Monday, March 12, 2012

I'm back

I stopped writing because I was depressed. Feeling much better now.

A bit of catch up: survived AP and the microbiology teacher from hell (even got an A,) survived a horrible bout of depression, now teaching Humanities and having a great time with it, teaching several painting and drawing classes at private studios, sold my first piece on an opening night, and sold almost everything I've painted in the last year or so. Making more new friends in town and enjoying my community, enjoying my family. Signed up to run a marathon and training for that.

Starting nursing school in one week. Mixed feelings on this.

Cons:
I love teaching art and I'm afraid that's ending
afraid I won't have time to make art anymore
discouraged that all my experience and education is in art and now I have to start fresh
I'm not that interested in the material to be learned
nursing school is a significant commitment
I don't feel like doing it.
I don't want to put in catheters.
I'm losing my cred as an artist.
It means I have failed as an artist.

Pros:
I will never have to get charity food again.
We can pay our bills each month.
We can travel.
We can pay off our student loans.
I can pay for a studio space.
I will be helping people.
I'm a great teacher because I'm great with people and that will transfer to nursing.
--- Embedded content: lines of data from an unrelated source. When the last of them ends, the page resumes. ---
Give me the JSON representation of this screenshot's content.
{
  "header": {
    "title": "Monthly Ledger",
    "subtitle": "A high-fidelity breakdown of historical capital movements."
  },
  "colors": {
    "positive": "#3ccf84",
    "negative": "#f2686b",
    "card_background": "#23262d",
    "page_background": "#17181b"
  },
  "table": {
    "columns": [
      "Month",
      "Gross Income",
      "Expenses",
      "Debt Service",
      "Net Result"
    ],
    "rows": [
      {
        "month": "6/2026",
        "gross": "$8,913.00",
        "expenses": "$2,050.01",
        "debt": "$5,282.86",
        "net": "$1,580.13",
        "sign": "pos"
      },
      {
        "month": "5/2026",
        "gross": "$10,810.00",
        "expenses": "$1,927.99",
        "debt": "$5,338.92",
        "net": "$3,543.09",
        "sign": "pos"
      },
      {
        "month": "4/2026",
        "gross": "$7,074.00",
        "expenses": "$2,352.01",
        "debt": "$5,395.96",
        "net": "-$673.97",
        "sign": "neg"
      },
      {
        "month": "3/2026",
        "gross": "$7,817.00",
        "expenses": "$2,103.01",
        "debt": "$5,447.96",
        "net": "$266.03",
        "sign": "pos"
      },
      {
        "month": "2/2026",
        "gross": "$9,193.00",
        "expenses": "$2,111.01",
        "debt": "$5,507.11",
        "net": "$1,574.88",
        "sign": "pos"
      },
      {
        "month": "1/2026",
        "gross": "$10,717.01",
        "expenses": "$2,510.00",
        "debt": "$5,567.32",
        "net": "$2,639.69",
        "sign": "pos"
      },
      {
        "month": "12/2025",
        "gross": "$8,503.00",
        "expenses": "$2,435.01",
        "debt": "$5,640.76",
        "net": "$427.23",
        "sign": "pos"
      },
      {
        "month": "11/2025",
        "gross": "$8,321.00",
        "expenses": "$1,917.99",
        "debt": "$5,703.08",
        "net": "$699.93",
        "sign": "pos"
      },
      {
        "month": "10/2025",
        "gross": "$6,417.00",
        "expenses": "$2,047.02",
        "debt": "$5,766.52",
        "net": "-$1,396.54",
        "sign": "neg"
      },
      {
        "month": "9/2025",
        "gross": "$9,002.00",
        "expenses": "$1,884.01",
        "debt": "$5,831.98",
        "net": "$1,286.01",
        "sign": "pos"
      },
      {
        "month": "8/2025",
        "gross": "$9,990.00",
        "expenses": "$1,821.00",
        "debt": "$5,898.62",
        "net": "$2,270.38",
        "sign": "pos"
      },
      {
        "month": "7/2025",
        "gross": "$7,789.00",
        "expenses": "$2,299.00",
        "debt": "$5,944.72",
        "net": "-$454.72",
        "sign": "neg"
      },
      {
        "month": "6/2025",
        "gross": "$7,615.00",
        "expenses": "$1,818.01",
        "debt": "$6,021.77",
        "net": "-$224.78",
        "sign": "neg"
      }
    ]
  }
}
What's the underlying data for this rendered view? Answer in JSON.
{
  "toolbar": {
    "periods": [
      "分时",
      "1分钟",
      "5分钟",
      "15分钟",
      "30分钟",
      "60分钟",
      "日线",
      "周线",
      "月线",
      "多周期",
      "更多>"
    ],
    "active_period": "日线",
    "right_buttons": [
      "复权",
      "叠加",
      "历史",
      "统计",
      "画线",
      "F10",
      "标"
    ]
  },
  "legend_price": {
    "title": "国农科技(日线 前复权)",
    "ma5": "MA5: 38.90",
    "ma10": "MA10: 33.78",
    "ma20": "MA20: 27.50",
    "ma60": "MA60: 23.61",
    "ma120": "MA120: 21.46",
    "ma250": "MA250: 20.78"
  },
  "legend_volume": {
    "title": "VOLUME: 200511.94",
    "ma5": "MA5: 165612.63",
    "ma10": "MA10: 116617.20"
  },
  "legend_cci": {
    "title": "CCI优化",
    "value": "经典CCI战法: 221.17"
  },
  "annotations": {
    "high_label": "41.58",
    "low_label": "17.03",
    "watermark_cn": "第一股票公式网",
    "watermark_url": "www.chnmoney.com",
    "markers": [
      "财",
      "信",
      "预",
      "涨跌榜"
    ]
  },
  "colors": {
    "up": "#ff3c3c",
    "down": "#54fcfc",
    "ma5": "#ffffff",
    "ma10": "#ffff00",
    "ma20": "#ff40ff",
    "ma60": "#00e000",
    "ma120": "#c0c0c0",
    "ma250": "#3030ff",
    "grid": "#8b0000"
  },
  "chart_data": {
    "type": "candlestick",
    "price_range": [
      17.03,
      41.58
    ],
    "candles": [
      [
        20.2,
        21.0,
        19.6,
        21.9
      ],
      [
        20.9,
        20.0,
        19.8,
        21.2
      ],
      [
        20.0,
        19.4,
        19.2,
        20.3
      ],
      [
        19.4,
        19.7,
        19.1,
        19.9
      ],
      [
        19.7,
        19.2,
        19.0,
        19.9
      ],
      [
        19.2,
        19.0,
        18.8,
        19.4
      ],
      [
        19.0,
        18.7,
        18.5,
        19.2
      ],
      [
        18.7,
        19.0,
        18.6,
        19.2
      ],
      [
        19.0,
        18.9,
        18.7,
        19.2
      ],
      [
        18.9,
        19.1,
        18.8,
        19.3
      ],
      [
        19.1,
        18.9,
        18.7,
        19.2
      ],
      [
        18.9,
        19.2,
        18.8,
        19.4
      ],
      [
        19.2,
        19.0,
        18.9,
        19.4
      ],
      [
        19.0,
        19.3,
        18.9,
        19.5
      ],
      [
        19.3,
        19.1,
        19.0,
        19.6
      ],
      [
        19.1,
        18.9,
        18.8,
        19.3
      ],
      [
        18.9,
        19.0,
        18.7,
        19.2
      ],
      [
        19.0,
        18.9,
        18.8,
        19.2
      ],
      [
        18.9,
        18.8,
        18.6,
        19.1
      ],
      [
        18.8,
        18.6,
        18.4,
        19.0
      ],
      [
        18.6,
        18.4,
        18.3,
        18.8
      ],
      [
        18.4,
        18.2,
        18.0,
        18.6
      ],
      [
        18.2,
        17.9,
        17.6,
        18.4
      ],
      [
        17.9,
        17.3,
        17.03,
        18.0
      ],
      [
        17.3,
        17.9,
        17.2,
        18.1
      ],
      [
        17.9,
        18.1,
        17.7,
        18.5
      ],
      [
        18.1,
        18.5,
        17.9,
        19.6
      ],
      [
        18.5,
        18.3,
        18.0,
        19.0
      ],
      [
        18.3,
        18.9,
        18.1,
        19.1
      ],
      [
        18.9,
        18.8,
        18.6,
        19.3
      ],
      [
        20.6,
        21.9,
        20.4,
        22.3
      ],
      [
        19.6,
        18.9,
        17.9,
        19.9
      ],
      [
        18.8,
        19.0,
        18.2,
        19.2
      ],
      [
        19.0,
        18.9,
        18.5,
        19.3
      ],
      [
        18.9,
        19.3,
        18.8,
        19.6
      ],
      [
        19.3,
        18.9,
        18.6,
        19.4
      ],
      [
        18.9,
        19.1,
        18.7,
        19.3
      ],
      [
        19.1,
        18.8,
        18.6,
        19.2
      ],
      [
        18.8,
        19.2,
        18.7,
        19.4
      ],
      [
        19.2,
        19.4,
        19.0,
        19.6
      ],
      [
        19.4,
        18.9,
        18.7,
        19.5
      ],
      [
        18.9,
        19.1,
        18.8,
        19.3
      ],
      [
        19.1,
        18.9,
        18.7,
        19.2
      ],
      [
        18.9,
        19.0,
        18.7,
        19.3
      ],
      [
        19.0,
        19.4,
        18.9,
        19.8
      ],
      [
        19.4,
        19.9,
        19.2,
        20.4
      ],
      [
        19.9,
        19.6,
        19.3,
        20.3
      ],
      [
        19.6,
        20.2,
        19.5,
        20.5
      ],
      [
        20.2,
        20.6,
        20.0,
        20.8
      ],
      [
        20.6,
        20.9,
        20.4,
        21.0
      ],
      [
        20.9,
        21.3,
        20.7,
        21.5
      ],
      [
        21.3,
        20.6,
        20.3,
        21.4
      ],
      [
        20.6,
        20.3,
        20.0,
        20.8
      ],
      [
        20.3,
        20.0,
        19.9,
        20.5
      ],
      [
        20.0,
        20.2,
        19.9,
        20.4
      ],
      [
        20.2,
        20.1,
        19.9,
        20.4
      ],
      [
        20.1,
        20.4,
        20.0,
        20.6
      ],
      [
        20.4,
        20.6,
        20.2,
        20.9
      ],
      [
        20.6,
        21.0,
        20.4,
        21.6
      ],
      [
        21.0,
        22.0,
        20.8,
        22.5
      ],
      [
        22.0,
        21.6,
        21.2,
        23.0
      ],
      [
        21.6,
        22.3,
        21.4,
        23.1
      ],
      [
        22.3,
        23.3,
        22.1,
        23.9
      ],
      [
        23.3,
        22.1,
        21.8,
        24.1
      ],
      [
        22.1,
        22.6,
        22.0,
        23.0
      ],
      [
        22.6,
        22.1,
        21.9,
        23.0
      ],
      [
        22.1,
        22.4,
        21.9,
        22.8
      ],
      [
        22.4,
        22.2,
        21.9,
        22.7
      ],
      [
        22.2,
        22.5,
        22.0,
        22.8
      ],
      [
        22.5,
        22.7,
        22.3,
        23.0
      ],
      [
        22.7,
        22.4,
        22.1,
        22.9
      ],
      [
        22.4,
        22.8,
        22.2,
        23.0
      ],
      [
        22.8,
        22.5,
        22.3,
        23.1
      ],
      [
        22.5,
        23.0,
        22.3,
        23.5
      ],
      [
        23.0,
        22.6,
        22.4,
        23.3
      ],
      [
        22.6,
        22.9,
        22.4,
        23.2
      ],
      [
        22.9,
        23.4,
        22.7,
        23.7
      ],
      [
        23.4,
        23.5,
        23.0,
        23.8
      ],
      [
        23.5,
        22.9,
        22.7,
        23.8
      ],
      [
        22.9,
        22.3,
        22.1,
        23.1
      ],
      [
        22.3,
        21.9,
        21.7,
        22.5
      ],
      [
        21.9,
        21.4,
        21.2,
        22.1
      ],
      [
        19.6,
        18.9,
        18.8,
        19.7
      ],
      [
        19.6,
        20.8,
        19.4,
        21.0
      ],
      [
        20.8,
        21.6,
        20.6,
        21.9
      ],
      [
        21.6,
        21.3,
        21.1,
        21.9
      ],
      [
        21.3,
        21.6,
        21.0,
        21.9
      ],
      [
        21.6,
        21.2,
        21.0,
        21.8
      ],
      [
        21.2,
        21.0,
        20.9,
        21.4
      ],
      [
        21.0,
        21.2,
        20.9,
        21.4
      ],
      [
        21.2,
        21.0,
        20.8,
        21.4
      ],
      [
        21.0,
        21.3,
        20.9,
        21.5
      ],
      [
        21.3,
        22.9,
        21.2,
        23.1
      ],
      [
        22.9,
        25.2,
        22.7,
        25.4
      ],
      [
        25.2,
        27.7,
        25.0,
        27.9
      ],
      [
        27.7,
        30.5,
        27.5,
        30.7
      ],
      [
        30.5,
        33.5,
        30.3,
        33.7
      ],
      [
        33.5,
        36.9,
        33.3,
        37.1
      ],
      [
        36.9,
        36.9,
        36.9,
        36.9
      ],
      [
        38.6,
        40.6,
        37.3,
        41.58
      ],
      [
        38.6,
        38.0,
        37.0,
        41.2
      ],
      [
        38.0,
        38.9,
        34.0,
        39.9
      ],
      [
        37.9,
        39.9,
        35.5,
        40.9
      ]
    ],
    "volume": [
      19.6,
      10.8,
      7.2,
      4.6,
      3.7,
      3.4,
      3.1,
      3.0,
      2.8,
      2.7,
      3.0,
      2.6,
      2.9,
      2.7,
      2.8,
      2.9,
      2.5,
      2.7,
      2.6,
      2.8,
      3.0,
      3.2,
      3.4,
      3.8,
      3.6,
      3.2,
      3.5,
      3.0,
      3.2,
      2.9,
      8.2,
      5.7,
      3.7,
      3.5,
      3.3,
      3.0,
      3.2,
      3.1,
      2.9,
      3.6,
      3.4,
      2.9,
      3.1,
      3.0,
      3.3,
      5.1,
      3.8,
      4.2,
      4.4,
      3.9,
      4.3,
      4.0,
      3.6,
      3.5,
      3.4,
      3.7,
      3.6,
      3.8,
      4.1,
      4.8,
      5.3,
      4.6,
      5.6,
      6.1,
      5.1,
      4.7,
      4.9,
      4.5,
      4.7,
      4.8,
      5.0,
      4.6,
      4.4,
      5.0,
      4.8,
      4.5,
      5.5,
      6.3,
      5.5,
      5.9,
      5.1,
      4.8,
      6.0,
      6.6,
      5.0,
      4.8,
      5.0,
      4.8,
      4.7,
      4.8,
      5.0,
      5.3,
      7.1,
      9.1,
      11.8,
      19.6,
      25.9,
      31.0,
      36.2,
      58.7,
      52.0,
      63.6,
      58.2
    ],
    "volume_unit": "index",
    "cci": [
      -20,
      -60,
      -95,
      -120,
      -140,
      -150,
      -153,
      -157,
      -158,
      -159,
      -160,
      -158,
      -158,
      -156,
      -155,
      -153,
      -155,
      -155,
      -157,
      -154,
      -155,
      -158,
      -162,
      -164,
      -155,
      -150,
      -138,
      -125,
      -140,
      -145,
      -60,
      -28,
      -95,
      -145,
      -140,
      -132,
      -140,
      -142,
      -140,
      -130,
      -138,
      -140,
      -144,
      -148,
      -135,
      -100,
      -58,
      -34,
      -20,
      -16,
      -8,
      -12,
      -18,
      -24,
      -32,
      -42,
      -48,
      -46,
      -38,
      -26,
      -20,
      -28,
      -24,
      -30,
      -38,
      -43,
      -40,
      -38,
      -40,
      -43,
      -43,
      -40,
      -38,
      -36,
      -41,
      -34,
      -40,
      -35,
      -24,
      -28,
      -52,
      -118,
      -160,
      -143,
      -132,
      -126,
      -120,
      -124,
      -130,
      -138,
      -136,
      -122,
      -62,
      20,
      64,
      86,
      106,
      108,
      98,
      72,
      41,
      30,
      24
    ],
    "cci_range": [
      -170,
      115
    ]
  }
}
Am I in it for the money? Yes, of course. But I choose nursing because I could never do anything unethical or that involved turning off my empathy for others, including any sort of sales or advertising.

Nursing it is.

When people ask me about it lately, I hear myself saying I'm sick to my stomach or I feel like I'm jumping off a cliff. That's true, but I wish something positive would come out of my face.

It's gonna be OK.

And so, no longer a blog about homeschooling - this is now the story of one part time artist/part time art professor/mom going to nursing school to pay for life.